As we all probably know, Roger Clemens has been back in the news following his recent acquittal. As you will remember, a federal grand jury indicted Clemens on August 19, 2010 on charges of making false statements to Congress about his use of steroids. The indictment charged Clemens with one count of “contempt of Congress,” three counts of “making false statements” and two counts of “perjury” in connection with his February 2008 testimony to Congress.
Clemens’ first trial began on July 13, 2011, but on the second day of testimony the judge in the case declared a mistrial after prosecutors showed the jury evidence they had previously been told by the judge not to show. The verdict from his second trial came in on June 18, 2012. Clemens was found not guilty of all charges. When all this hit the news again, a friend of mine asked, “What exactly was Roger Clemens charged with?”
Most reporters are incorrectly stating that Clemens was found innocent of six counts of perjury when, in reality, he only had two counts of perjury.
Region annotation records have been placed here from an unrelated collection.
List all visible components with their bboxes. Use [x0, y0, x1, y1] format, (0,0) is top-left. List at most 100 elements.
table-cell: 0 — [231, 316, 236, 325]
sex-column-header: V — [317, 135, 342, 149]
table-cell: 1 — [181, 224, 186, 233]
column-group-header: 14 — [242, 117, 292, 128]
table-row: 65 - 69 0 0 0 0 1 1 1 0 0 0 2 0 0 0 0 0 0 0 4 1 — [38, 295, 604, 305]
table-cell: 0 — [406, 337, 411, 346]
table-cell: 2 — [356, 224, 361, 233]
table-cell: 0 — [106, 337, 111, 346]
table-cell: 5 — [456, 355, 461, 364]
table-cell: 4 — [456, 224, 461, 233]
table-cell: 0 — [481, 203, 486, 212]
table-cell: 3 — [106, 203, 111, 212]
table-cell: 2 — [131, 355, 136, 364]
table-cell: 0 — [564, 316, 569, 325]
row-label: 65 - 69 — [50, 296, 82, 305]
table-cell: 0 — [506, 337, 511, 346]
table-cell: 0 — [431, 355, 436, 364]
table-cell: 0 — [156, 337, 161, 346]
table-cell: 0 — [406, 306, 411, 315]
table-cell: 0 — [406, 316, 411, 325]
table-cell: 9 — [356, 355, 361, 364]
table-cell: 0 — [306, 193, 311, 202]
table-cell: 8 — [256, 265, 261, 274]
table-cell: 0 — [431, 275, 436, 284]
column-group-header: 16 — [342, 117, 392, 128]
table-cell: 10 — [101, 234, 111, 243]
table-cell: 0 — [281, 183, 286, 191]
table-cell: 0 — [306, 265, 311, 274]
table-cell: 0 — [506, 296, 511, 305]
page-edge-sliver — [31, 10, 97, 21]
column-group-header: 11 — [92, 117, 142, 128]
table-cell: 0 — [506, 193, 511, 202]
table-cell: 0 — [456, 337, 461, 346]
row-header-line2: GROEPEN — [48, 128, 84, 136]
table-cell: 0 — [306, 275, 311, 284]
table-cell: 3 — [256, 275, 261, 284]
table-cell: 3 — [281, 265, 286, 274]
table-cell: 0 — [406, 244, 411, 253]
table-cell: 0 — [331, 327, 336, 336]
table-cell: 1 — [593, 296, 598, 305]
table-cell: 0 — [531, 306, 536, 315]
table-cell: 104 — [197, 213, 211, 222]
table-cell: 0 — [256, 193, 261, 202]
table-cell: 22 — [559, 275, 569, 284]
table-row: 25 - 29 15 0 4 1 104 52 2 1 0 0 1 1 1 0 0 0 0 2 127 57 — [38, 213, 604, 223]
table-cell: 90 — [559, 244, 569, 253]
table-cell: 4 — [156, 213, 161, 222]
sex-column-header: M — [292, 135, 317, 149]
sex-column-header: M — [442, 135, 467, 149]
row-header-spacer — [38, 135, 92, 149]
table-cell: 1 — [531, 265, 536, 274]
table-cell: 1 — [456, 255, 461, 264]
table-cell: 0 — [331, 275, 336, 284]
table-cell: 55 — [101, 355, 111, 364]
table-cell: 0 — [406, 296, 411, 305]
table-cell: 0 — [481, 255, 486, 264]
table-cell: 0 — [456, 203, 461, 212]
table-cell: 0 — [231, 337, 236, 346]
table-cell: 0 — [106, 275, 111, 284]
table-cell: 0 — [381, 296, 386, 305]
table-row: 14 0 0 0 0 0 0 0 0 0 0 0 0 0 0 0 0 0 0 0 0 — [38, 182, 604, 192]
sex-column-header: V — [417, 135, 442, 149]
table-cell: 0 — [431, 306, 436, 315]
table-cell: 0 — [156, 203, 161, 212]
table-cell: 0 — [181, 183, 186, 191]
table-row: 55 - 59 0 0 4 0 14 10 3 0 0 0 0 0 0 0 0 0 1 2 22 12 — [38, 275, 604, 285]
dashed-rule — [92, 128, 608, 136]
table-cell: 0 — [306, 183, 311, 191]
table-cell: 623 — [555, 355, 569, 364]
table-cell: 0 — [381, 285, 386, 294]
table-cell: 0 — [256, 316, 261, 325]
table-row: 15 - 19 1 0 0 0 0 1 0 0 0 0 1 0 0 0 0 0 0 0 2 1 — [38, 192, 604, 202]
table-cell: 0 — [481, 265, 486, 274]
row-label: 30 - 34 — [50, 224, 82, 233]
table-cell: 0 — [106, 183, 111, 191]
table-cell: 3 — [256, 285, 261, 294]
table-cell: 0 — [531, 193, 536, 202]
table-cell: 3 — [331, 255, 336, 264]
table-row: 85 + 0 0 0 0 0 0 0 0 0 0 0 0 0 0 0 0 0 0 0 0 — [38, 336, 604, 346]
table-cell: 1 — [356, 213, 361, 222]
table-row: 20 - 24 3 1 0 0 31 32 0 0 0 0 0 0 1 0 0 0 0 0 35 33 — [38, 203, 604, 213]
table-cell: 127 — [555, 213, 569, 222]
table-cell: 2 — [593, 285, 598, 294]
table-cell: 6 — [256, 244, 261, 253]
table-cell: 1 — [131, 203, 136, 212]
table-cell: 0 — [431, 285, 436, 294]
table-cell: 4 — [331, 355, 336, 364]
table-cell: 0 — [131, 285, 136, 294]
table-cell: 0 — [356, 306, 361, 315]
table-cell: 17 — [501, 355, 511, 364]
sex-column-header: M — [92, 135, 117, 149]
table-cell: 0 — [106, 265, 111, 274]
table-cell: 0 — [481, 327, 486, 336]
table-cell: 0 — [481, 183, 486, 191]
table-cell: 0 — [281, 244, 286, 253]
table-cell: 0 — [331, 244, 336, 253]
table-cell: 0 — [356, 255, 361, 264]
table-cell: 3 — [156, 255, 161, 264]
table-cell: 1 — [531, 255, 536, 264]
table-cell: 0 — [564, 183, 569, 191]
The first crime listed on his indictment was for “contempt of congress.” Contempt of congress is the act of obstructing the work of the United States Congress or one of its committees. Historically the bribery of a senator or representative was considered contempt of Congress. In modern times, contempt of Congress has generally applied to the refusal to comply with a subpoena issued by a Congressional committee — usually served on someone to force them to testify or produce documents.
For example, if a person receives a subpoena from Congress, and refuses to fully carry out what the subpoena orders, congress can issue a “contempt citation.” The presiding officer of the chamber is then instructed to refer the matter to the U.S. Attorney. It is then the duty of the U.S. Attorney to refer the matter to a federal grand jury for potential prosecution. The punishment for contempt of Congress includes a jail penalty is not less than one month or more than twelve months, with a potential fine.
Clemens other charges were “perjury” and “making false statements.” Perjury is the willful act of lying while under oath concerning matters material to a judicial proceeding. Therefore, the lie must be made under oath at a hearing and must affect the outcome of the hearing. For example, if a sworn witness lies about his age in court, this lie is only considered to be perjury if the man’s age affects the outcome of the case. Perjury carries a prison sentence of up to 5 years.
“Making false statements” prohibits lying to a federal officer or concealing information from a federal officer. Essentially, a “making false statements” charge is the same as a “perjury” charge without the requirement that you be under oath. To prove a “making false statements” charge, the government must show that the witness lied to a federal officer in order to “undermine functions of governmental departments and agencies.” This crime carries a fine and a prison sentence of up to 5 years, just like perjury.
After explaining all this, my friend then asked, “Why did the government spend so much time and money on THAT?” This may be the best question of all!